I stumbled on the model ensembling tutorial from the official PyTorch website. It stacks the parameters of the ensemble that share all the same architecture and uses vmap to vectorise the forward propagation. The blog entry promises a significant speedup and it looked quite fitting for what I’m trying since I’m working with something quite similar to an ensemble.
I have a few questions about that tutorial which I found at least not easy to answer for myself.
The forward propagation worked just fine
Consequently, I thought: Wait could you use the same technique for a training loop speeding up that as well?

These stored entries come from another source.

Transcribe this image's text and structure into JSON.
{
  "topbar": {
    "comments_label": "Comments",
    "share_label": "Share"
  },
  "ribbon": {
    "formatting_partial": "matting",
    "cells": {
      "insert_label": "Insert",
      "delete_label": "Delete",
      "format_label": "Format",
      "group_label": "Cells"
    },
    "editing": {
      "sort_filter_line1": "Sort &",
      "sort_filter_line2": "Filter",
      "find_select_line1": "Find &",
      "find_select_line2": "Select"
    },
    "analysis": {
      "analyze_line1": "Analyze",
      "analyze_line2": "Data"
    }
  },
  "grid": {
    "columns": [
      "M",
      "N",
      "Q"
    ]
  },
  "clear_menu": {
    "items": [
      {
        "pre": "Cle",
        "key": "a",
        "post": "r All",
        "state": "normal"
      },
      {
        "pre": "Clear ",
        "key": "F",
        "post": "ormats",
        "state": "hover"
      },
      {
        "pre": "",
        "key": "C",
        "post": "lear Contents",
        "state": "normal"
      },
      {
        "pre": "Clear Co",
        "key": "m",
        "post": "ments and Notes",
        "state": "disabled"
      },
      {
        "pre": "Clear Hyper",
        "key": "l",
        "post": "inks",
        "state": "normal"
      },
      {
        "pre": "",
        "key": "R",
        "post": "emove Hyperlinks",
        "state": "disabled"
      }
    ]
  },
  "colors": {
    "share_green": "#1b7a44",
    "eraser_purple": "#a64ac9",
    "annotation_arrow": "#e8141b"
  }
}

So, I did the same thing with basically the same input for all models and used the prediction as a prediction in the loss. Each model has its own optimizer. So I zeroed the gradients of each model in a loop. Then I calculated the loss and wanted to calculate the gradient. Afterwards, I iterated over the optimizers and called step.
Admittedly, I probably already messed up for the loss since I didn’t deactivate the reduction… I want each model to have its own loss and being not effected by that of the others.

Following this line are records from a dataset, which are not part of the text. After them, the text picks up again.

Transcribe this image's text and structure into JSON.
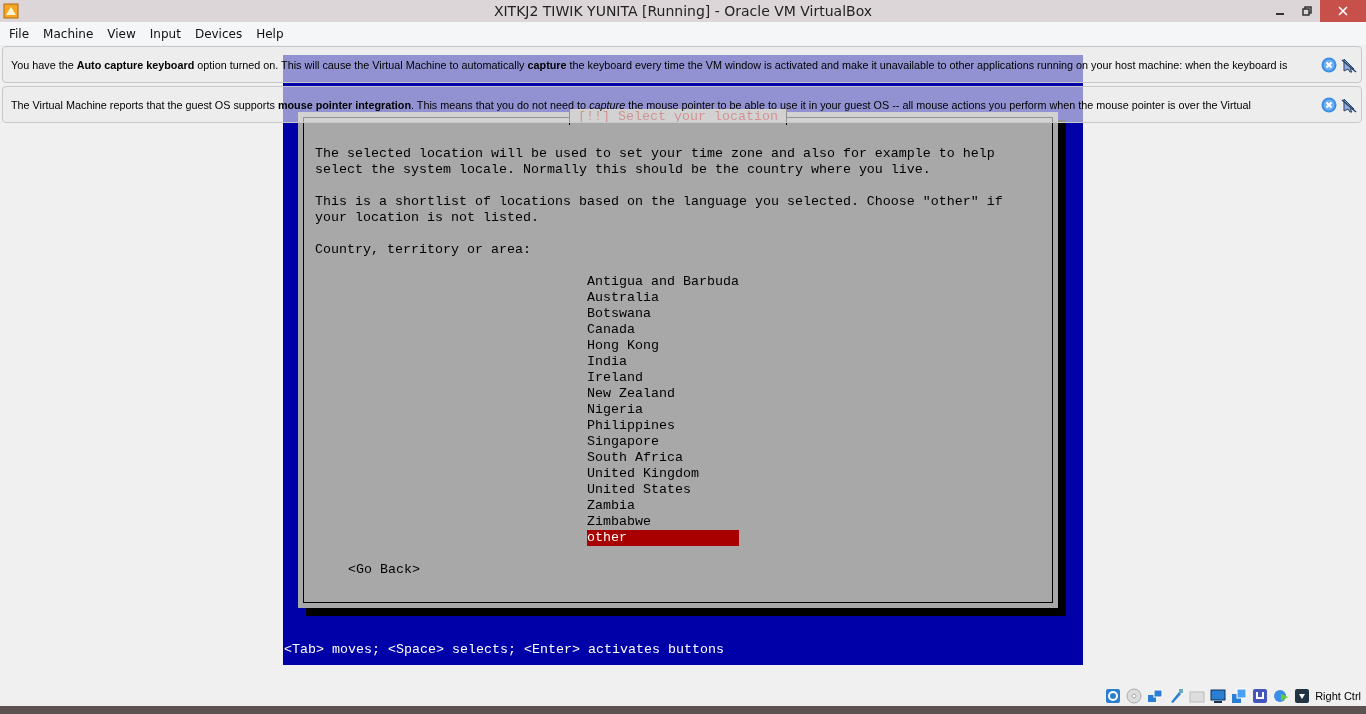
{
  "window": {
    "title": "XITKJ2 TIWIK YUNITA [Running] - Oracle VM VirtualBox"
  },
  "menu": [
    "File",
    "Machine",
    "View",
    "Input",
    "Devices",
    "Help"
  ],
  "notifications": [
    {
      "text": "You have the **Auto capture keyboard** option turned on. This will cause the Virtual Machine to automatically **capture** the keyboard every time the VM window is activated and make it unavailable to other applications running on your host machine: when the keyboard is"
    },
    {
      "text": "The Virtual Machine reports that the guest OS supports **mouse pointer integration**. This means that you do not need to *capture* the mouse pointer to be able to use it in your guest OS -- all mouse actions you perform when the mouse pointer is over the Virtual"
    }
  ],
  "installer": {
    "title": "[!!] Select your location",
    "paragraphs": [
      "The selected location will be used to set your time zone and also for example to help select the system locale. Normally this should be the country where you live.",
      "This is a shortlist of locations based on the language you selected. Choose \"other\" if your location is not listed."
    ],
    "prompt": "Country, territory or area:",
    "options": [
      {
        "label": "Antigua and Barbuda",
        "selected": false
      },
      {
        "label": "Australia",
        "selected": false
      },
      {
        "label": "Botswana",
        "selected": false
      },
      {
        "label": "Canada",
        "selected": false
      },
      {
        "label": "Hong Kong",
        "selected": false
      },
      {
        "label": "India",
        "selected": false
      },
      {
        "label": "Ireland",
        "selected": false
      },
      {
        "label": "New Zealand",
        "selected": false
      },
      {
        "label": "Nigeria",
        "selected": false
      },
      {
        "label": "Philippines",
        "selected": false
      },
      {
        "label": "Singapore",
        "selected": false
      },
      {
        "label": "South Africa",
        "selected": false
      },
      {
        "label": "United Kingdom",
        "selected": false
      },
      {
        "label": "United States",
        "selected": false
      },
      {
        "label": "Zambia",
        "selected": false
      },
      {
        "label": "Zimbabwe",
        "selected": false
      },
      {
        "label": "other",
        "selected": true
      }
    ],
    "back_button": "<Go Back>",
    "help_line": "<Tab> moves; <Space> selects; <Enter> activates buttons"
  },
  "status_bar": {
    "host_key": "Right Ctrl"
  }
}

However, more problematic: The gradient calculation seemed not to work. The models received no gradients and their gradient fields remained None.
So my question is: Does this idea work at all for backpropagation or does it break the computational graph somehow?
Aside of that, the operation is vectorised. Does that mean that PyTorch parallelises the different forward propagations on-the-fly for one GPU? Is it one tensor operation in the end? Or is it still basically syntactic sugar for looping but done in C++?
Thanks for reading